Прежде всего многое из того, что случилось в прош­лом, в особенности в отдаленном прошлом, не оставило после себя следов, или, скорее, эти следы не дошли до нас, вследствие чего оказались безвозвратно утраченны­ми для истории. Напротив, по отдельным сюжетам, от­носящимся преимущественно к новейшей истории, имеет­ся своеобразный переизбыток источников, позволяющий в мельчайших деталях восстановить события незначи­тельные, не могущие по своим масштабам и характеру претендовать на запечатление в истории. Положение усугубляется тем, что сам критерий, различающий собы­тия «значительные» и «незначительные», является доста­точно условным: событие, значительное в одной системе координат, оказывается незначительным в другой.

Наконец, необходимо считаться с тем, что имеющиеся в распоряжении историка данные не всегда являются в полной мере репрезентативными. Мы не можем исклю­чить элемент случайности в характере сведений, дошед­ших до нас от более или менее отдаленного прошлого. Отнюдь не во всех случаях время пощадило действи­тельно наиболее важные следы прошлого, что в особен­ности относится к письменным источникам. Подчас их место в исторической традиции занимают менее сущест­венные данные — только потому, что о них сохранились достоверные сведения. Но тем самым имеется объектив-ная опасность искажения исторической действительности, заключающаяся в простом воспроизведении дошедших до нас свидетельств о прошлом. Ведь эти свидетельства сами по себе уже являются продуктом отбора.

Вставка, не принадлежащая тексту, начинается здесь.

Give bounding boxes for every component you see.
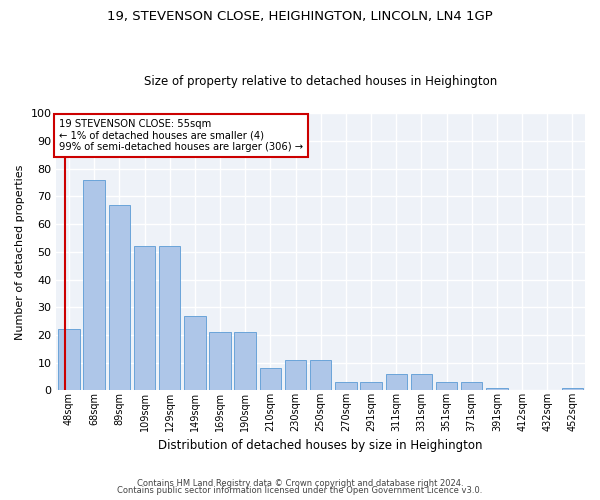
Bar xyxy=(58,330,80,390)
X-axis label: Distribution of detached houses by size in Heighington: Distribution of detached houses by size … xyxy=(158,440,483,452)
Bar xyxy=(134,246,155,390)
Y-axis label: Number of detached properties: Number of detached properties xyxy=(15,164,25,340)
Bar xyxy=(209,332,231,390)
Text: 19 STEVENSON CLOSE: 55sqm
← 1% of detached houses are smaller (4)
99% of semi-de: 19 STEVENSON CLOSE: 55sqm ← 1% of detach… xyxy=(59,119,303,152)
Text: Contains public sector information licensed under the Open Government Licence v3: Contains public sector information licen… xyxy=(118,486,482,495)
Bar xyxy=(310,360,331,390)
Text: 19, STEVENSON CLOSE, HEIGHINGTON, LINCOLN, LN4 1GP: 19, STEVENSON CLOSE, HEIGHINGTON, LINCOL… xyxy=(107,10,493,23)
Bar xyxy=(235,332,256,390)
Text: Contains HM Land Registry data © Crown copyright and database right 2024.: Contains HM Land Registry data © Crown c… xyxy=(137,478,463,488)
Bar xyxy=(436,382,457,390)
Bar xyxy=(184,316,206,390)
Bar xyxy=(562,388,583,390)
Bar xyxy=(335,382,356,390)
Bar xyxy=(159,246,181,390)
Title: Size of property relative to detached houses in Heighington: Size of property relative to detached ho… xyxy=(144,76,497,88)
Bar xyxy=(486,388,508,390)
Bar xyxy=(386,374,407,390)
Bar xyxy=(260,368,281,390)
Bar xyxy=(361,382,382,390)
Bar xyxy=(83,180,105,390)
Bar xyxy=(285,360,306,390)
Bar xyxy=(109,204,130,390)
Bar xyxy=(410,374,432,390)
Bar xyxy=(461,382,482,390)
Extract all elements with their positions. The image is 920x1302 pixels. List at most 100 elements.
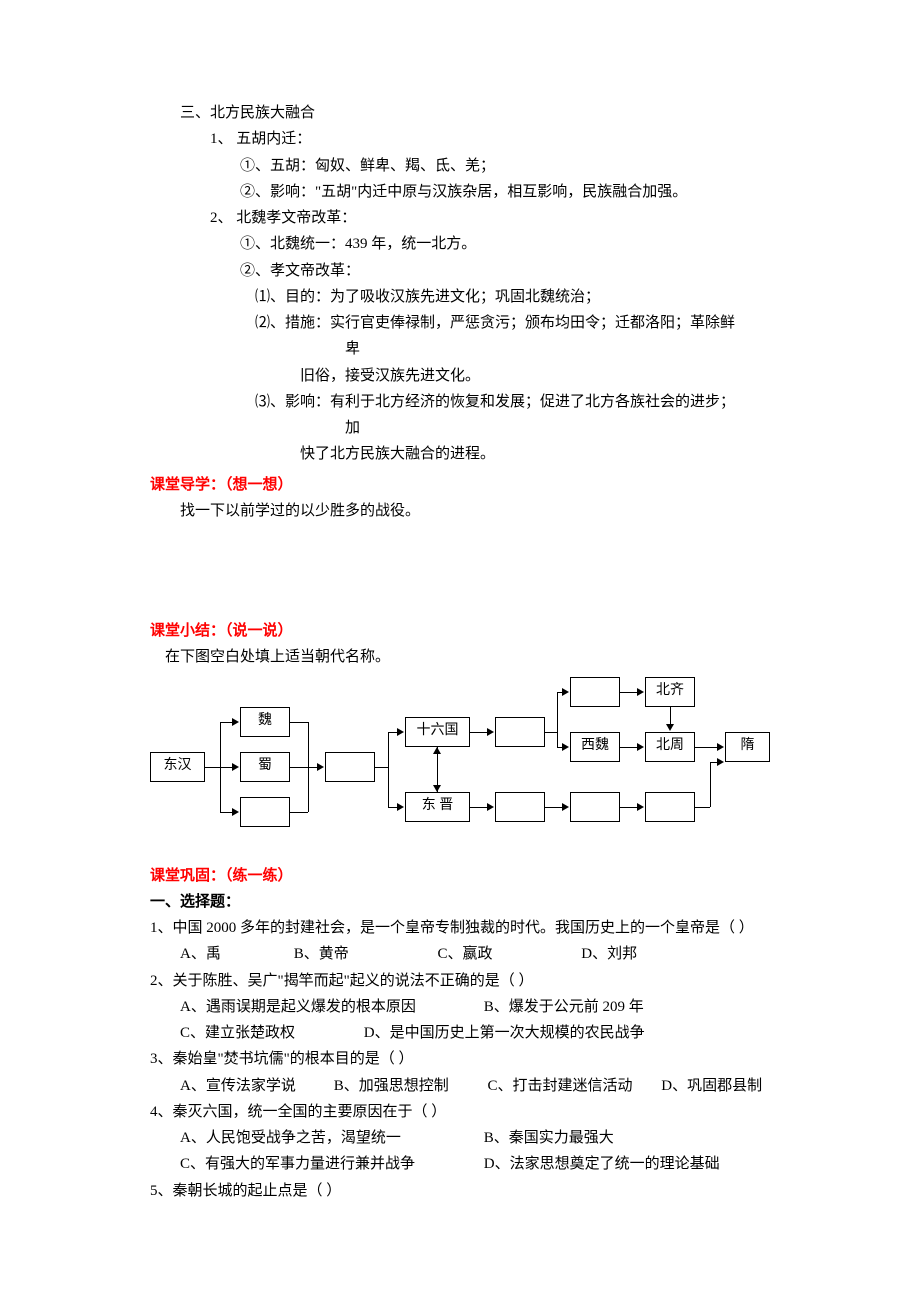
- flow-node-blank-jin: [325, 752, 375, 782]
- flow-node-wei: 魏: [240, 707, 290, 737]
- guide-heading: 课堂导学：（想一想）: [150, 472, 770, 498]
- question-options: C、建立张楚政权 D、是中国历史上第一次大规模的农民战争: [180, 1020, 770, 1046]
- option-b: B、加强思想控制: [334, 1073, 484, 1099]
- flow-edge: [290, 722, 308, 723]
- flow-edge: [695, 747, 718, 748]
- arrow-right-icon: [637, 803, 644, 811]
- question-stem: 2、关于陈胜、吴广"揭竿而起"起义的说法不正确的是（ ）: [150, 968, 770, 994]
- flow-edge: [470, 732, 488, 733]
- flow-node-shu: 蜀: [240, 752, 290, 782]
- question-options: A、禹 B、黄帝 C、嬴政 D、刘邦: [180, 941, 770, 967]
- flow-node-xiwei: 西魏: [570, 732, 620, 762]
- flow-edge: [220, 722, 221, 767]
- flow-edge: [290, 812, 308, 813]
- question-options: A、宣传法家学说 B、加强思想控制 C、打击封建迷信活动 D、巩固郡县制: [180, 1073, 770, 1099]
- option-a: A、宣传法家学说: [180, 1073, 330, 1099]
- flow-edge: [710, 762, 711, 807]
- arrow-right-icon: [717, 758, 724, 766]
- arrow-down-icon: [433, 785, 441, 792]
- flow-edge: [375, 767, 388, 768]
- option-a: A、人民饱受战争之苦，渴望统一: [180, 1125, 480, 1151]
- option-d: D、法家思想奠定了统一的理论基础: [484, 1151, 720, 1177]
- outline-item: ⑴、目的：为了吸收汉族先进文化；巩固北魏统治；: [255, 284, 770, 310]
- option-b: B、黄帝: [294, 941, 434, 967]
- outline-item-cont: 快了北方民族大融合的进程。: [300, 441, 770, 467]
- guide-text: 找一下以前学过的以少胜多的战役。: [180, 498, 770, 524]
- question-stem: 3、秦始皇"焚书坑儒"的根本目的是（ ）: [150, 1046, 770, 1072]
- arrow-right-icon: [232, 808, 239, 816]
- flow-node-sui: 隋: [725, 732, 770, 762]
- flow-node-blank-north: [495, 717, 545, 747]
- flow-edge: [290, 767, 318, 768]
- outline-item: ⑵、措施：实行官吏俸禄制，严惩贪污；颁布均田令；迁都洛阳；革除鲜: [255, 310, 770, 336]
- option-d: D、巩固郡县制: [661, 1073, 762, 1099]
- arrow-right-icon: [487, 728, 494, 736]
- arrow-right-icon: [562, 743, 569, 751]
- arrow-right-icon: [717, 743, 724, 751]
- flow-node-blank-south1: [495, 792, 545, 822]
- option-d: D、是中国历史上第一次大规模的农民战争: [364, 1020, 645, 1046]
- flow-node-beizhou: 北周: [645, 732, 695, 762]
- outline-item-cont: 卑: [345, 336, 770, 362]
- arrow-right-icon: [637, 688, 644, 696]
- flow-node-dongjin: 东 晋: [405, 792, 470, 822]
- arrow-right-icon: [562, 688, 569, 696]
- question-stem: 4、秦灭六国，统一全国的主要原因在于（ ）: [150, 1099, 770, 1125]
- option-c: C、有强大的军事力量进行兼并战争: [180, 1151, 480, 1177]
- outline-item: 1、 五胡内迁：: [210, 126, 770, 152]
- document-page: 三、北方民族大融合 1、 五胡内迁： ①、五胡：匈奴、鲜卑、羯、氐、羌； ②、影…: [0, 0, 920, 1264]
- flow-edge: [220, 767, 221, 812]
- option-d: D、刘邦: [581, 941, 637, 967]
- arrow-right-icon: [232, 718, 239, 726]
- outline-item-cont: 旧俗，接受汉族先进文化。: [300, 363, 770, 389]
- flow-edge: [308, 722, 309, 767]
- arrow-right-icon: [232, 763, 239, 771]
- option-c: C、嬴政: [438, 941, 578, 967]
- arrow-up-icon: [433, 747, 441, 754]
- flow-node-shiliuguo: 十六国: [405, 717, 470, 747]
- arrow-right-icon: [637, 743, 644, 751]
- flow-node-blank-wu: [240, 797, 290, 827]
- question-stem: 1、中国 2000 多年的封建社会，是一个皇帝专制独裁的时代。我国历史上的一个皇…: [150, 915, 770, 941]
- flow-edge: [470, 807, 488, 808]
- summary-heading: 课堂小结：（说一说）: [150, 618, 770, 644]
- summary-text: 在下图空白处填上适当朝代名称。: [165, 644, 770, 670]
- outline-item: 2、 北魏孝文帝改革：: [210, 205, 770, 231]
- arrow-right-icon: [317, 763, 324, 771]
- option-b: B、爆发于公元前 209 年: [484, 994, 644, 1020]
- flow-edge: [620, 692, 638, 693]
- option-b: B、秦国实力最强大: [484, 1125, 614, 1151]
- option-a: A、遇雨误期是起义爆发的根本原因: [180, 994, 480, 1020]
- option-a: A、禹: [180, 941, 290, 967]
- flow-node-beiqi: 北齐: [645, 677, 695, 707]
- arrow-right-icon: [397, 803, 404, 811]
- flow-node-blank-ne: [570, 677, 620, 707]
- flow-edge: [388, 732, 389, 807]
- option-c: C、打击封建迷信活动: [488, 1073, 658, 1099]
- flow-edge: [557, 692, 558, 747]
- flow-node-blank-south2: [570, 792, 620, 822]
- arrow-right-icon: [562, 803, 569, 811]
- arrow-down-icon: [666, 724, 674, 731]
- section-3-heading: 三、北方民族大融合: [180, 100, 770, 126]
- flow-edge: [545, 807, 563, 808]
- outline-item: ⑶、影响：有利于北方经济的恢复和发展；促进了北方各族社会的进步；: [255, 389, 770, 415]
- question-options: C、有强大的军事力量进行兼并战争 D、法家思想奠定了统一的理论基础: [180, 1151, 770, 1177]
- arrow-right-icon: [397, 728, 404, 736]
- outline-item: ①、北魏统一：439 年，统一北方。: [240, 231, 770, 257]
- option-c: C、建立张楚政权: [180, 1020, 360, 1046]
- consolidate-heading: 课堂巩固：（练一练）: [150, 863, 770, 889]
- question-stem: 5、秦朝长城的起止点是（ ）: [150, 1178, 770, 1204]
- flow-edge: [620, 807, 638, 808]
- outline-item: ②、孝文帝改革：: [240, 258, 770, 284]
- question-options: A、遇雨误期是起义爆发的根本原因 B、爆发于公元前 209 年: [180, 994, 770, 1020]
- outline-item: ②、影响："五胡"内迁中原与汉族杂居，相互影响，民族融合加强。: [240, 179, 770, 205]
- flow-edge: [695, 807, 710, 808]
- outline-item: ①、五胡：匈奴、鲜卑、羯、氐、羌；: [240, 153, 770, 179]
- mc-section-heading: 一、选择题：: [150, 889, 770, 915]
- flow-node-blank-south3: [645, 792, 695, 822]
- arrow-right-icon: [487, 803, 494, 811]
- flow-edge: [205, 767, 233, 768]
- flow-edge: [670, 707, 671, 725]
- flow-edge: [545, 732, 557, 733]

Большие группы источников, с которыми работает историк (про­изведения древних авторов, средневековые хроники, ме­муары, дипломатические донесения, газетный мате­риал и т.п.), содержат материал, избирательный по своему характеру. Его отбор зависел как от личных пристрастий автора данного источника, так и, в особен­ности, от господствующих в его время и в его социаль­ной группе ценностных установок. Таким образом, когда историк приступает к изучению определенного прошло­го, он должен учитывать то обстоятельство, что имею­щийся в его распоряжении документальный материал может именоваться первоисточником лишь весьма ус­ловно, ибо он прошел стадию первичной обработки и от­бора, проведенного как раз тем временем и теми людь­ми, историю которых он намеревается изучать.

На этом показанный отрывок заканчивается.